Correlation between Real-Time HIT Intensity and Cell Membrane Retraction (A) Time-lapse ITS imaging (T_tol = 54 pN). The second column shows the cell membrane contours in two consecutive imaging frames with a frame interval of 20 s. Green contour is for the cell in current frame, and magenta contour is for the cell in the previous frame. Real-time HIT marked by ITS signal gain (green) was acquired by subtracting the previous frame from a current frame of ITS imaging. Real-time HIT represents the integrin tension signals produced in the latest 20 s. Refer to Video S3. (B) A scatterplot of the local real-time HIT intensity and the corresponding membrane retraction intensity (defined as the square of local membrane retraction distance at the ITS signal region). (C) Real-time HIT intensity versus time.

Figure 5

ITS Signal during Acutely Induced Cell Front Retraction and Biotin-Streptavidin Bond-Mediated Keratocyte Migration, Respectively (A) Time-series of HIT maps in keratocytes after a treatment with hypertonic medium (cell culture medium spiked with 150 mM sucrose). HIT signal is colored in green, and real-time HIT (HIT gained in the latest 10 s) is colored in red.

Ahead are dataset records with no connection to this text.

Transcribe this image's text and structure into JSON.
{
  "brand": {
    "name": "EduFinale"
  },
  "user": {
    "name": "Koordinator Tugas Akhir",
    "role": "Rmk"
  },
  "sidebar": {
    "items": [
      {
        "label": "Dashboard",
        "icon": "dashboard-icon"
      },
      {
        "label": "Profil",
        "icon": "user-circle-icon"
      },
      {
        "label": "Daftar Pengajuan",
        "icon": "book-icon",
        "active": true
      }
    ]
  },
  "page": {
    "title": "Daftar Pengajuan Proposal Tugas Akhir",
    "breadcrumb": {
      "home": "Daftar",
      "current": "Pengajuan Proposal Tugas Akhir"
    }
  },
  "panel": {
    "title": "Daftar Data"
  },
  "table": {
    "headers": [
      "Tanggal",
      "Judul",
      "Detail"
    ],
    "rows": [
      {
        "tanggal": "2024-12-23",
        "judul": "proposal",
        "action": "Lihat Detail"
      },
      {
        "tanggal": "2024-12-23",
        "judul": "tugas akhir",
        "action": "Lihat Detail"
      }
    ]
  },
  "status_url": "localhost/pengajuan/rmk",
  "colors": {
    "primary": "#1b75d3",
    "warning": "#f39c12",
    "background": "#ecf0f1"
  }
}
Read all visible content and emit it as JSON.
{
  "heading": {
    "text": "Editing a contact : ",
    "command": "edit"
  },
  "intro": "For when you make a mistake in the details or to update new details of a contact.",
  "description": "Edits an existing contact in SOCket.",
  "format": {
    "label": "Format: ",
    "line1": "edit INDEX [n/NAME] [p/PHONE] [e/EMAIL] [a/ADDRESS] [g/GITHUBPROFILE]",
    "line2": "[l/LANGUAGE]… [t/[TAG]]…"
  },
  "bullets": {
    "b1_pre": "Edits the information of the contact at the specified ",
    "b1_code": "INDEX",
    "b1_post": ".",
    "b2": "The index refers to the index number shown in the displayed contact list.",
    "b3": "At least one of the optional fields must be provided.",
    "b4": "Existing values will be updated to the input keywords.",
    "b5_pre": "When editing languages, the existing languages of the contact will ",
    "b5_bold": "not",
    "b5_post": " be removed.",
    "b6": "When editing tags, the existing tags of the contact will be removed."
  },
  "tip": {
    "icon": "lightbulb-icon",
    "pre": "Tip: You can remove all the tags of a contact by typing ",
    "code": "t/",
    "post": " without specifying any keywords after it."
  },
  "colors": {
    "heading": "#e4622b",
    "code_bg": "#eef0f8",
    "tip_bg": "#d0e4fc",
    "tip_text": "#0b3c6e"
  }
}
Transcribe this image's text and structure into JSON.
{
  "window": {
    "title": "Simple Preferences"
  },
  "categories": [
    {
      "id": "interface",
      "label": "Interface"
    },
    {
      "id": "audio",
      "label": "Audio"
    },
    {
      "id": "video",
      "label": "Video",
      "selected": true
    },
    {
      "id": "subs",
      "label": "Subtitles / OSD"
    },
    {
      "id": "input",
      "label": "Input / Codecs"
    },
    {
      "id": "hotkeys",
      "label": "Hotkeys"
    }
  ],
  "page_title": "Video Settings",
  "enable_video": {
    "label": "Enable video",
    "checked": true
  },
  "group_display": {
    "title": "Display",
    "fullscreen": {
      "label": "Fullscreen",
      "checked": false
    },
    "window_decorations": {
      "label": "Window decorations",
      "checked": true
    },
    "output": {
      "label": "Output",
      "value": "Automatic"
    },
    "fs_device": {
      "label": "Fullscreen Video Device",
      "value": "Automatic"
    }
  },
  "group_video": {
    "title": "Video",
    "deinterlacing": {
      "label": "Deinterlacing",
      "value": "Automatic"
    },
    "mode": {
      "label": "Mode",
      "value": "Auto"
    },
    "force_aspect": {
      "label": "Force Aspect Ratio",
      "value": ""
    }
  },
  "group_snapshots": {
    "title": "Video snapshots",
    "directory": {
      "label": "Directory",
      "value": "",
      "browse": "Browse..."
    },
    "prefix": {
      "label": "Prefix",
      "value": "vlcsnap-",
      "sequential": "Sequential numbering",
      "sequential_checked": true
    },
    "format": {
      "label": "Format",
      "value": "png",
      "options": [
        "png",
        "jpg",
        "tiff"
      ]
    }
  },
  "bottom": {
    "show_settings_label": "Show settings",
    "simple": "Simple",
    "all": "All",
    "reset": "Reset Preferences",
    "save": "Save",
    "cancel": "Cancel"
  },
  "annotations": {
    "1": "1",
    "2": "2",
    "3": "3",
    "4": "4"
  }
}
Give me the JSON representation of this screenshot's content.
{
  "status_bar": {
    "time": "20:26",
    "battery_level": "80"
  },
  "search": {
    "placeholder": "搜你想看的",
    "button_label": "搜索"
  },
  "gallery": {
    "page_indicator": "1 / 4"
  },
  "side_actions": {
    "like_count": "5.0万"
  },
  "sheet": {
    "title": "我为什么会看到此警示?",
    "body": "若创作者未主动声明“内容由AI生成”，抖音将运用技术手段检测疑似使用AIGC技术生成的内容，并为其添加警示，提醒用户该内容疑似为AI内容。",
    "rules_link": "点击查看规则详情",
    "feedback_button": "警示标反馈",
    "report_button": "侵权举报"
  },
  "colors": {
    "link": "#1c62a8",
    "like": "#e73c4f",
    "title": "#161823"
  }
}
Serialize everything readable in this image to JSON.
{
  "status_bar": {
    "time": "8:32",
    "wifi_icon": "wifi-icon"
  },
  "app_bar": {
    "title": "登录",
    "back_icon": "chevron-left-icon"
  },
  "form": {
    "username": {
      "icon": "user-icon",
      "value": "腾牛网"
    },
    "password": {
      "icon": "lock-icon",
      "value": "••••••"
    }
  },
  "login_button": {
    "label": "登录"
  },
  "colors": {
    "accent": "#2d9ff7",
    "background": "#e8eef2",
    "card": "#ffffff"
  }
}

Hypertonic medium was added at t = 0 s. The induced local cell membrane retraction sites are marked by orange arrows. Refer to Video S4. (B) Zoom-in images of HIT map and the cell membrane. The width of real-time HIT region is 0.45 μm. (C) Cell membrane proteins of keratocytes were biotinylated. Keratocytes adhered and migrated by biotin-streptavidin interaction instead of integrin-ligand binding. Molecular tension transmitted by biotin-streptavidin bonds during keratocyte migration was recorded by modified ITS that is conjugated to BSA and immobilized on the surface by physical adsorption. (D) Time-lapse images of a keratocyte that migrated via biotin-streptavidin bonds. ITS signal was consistently generated at the cell rear margin during this integrin-independent cell migration. Refer to Video S5. (E) Co-localization analysis of cell margin and tension map indicates that tension transmitted by the biotin-streptavidin bond was still generated at the cell rear margin in the integrin-independent migration. The line profile of map was analyzed on the region marked by the yellow rectangle in (B). Line profile was obtained by averaging the rows of the rectangular region.